MOTIVATION
Sur la recevabilité de l'appel
L'appel de M. [T] [N] relevé dans les formes et délais légaux prévus par les dispositions des articles L. 743-21, R. 743-10 et R. 743-11 du code de l'entrée et du séjour des étrangers et du droit d'asile (CESEDA) est déclaré recevable.
Sur le bien-fondé de la requête
L'article L. 741-3 du CESEDA rappelle qu'un étranger ne peut être placé ou maintenu en rétention que le temps strictement nécessaire à son départ et que l'administration doit exercer toute diligence à cet effet.
L'article L. 742-4 du même code dispose que «Le magistrat du tribunal judiciaire peut, dans les mêmes conditions qu'à l'article L. 742-1, être à nouveau saisi aux fins de prolongation du maintien en rétention au-delà de trente jours, dans les cas suivants :
1° En cas d'urgence absolue ou de menace pour l'ordre public ;
2° Lorsque l'impossibilité d'exécuter la décision d'éloignement résulte de la perte ou de la destruction des documents de voyage de l'intéressé, de la dissimulation par celui-ci de son identité ou de l'obstruction volontaire faite à son éloignement ;
3° Lorsque la décision d'éloignement n'a pu être exécutée en raison :
a) du défaut de délivrance des documents de voyage par le consulat dont relève l'intéressé ou lorsque la délivrance des documents de voyage est intervenue trop tardivement pour procéder à l'exécution de la décision d'éloignement ;
b) de l'absence de moyens de transport.
L'étranger peut être maintenu à disposition de la justice dans les conditions prévues à l'article L. 742-2.
Si le juge ordonne la prolongation de la rétention, celle-ci court à compter de l'expiration de la précédente période de rétention et pour une nouvelle période d'une durée maximale de trente jours. La durée maximale de la rétention n'excède alors pas soixante jours.
La prolongation de la rétention peut être renouvelée une fois, dans les mêmes conditions. La durée maximale de la rétention n'excède alors pas quatre-vingt-dix jours.»
Dans sa requête en prolongation de la durée de la rétention de M. [T] [N], l'autorité préfectorale fait valoir que:
- le comportement de M. [N] constitue une menace pour l'ordre public au regard de sa condamnation le 21 janvier 2025 à une peine d'emprisonnement de 21 mois d'emprisonnement pour des faits de violence suivie d'incapacité supérieure à huit jours par ex concubin, en récidive, violence avec usage ou menace d'une arme sans incapacité en récidive et port d'arme sans motif légitime;
- il est connu défavorablement pour de nombreuses infractions relatives tant à des faits de violences, que des faits stupéfiants ou trafic illicite de migrants;
- Il n'a pas de domicile fixe;
- un dossier complet a été envoyé aux autorités tunisiennes;
- le 2 mai 2026, le consul de Tunisie a reconnu l'intéressé.

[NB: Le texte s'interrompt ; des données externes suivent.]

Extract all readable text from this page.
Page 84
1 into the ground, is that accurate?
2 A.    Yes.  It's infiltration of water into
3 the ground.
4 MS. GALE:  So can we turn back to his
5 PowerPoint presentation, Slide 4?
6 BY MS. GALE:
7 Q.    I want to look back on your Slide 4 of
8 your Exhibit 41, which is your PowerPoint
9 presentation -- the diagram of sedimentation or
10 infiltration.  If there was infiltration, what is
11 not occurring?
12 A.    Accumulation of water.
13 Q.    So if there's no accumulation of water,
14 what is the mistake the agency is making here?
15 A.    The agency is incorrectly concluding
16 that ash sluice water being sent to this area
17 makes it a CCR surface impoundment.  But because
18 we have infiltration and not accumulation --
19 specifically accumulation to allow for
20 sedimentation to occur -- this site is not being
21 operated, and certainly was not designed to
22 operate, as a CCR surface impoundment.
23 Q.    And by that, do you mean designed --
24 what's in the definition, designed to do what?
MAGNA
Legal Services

Il ressort des pièces de la procédure que la condamnation du 22 janvier 2025 que les faits commis en récidive concerne la même victime que les faits avant aboutit à sa précédente condamnation en 2022 et qu'il a été en couple avec elle pendant dix ans. Le tribunal a déduit la nécessité d'une interdiction du territoire français pour une durée de cinq ans, mesure qui n'a pas encore pu être mise en oeuvre. La menace à l'ordre public est particulièrement caractérisée s'agissant de faits graves et réitérés.
A titre surabondant, s'agissant des diligences à accomplir par le préfet qui n'est tenu en l'occurrence que d'une obligation de moyens,il est établi que les autorités tunisiennes ont reçu les éléments et ont identifié M. [N] comme étant un de leurs ressortissants.
L'appelant ne précise d'ailleurs pas l'autre diligence utile susceptible d'être engagée par l'autorité administrative.
Les difficultés de l'accès aux soins en Tunisie ne sont par ailleurs pas démontrées et n'entrent pas dans les critères d'appréciation de la prolongation de la rétention.
L'ordonnance entreprise est confirmée.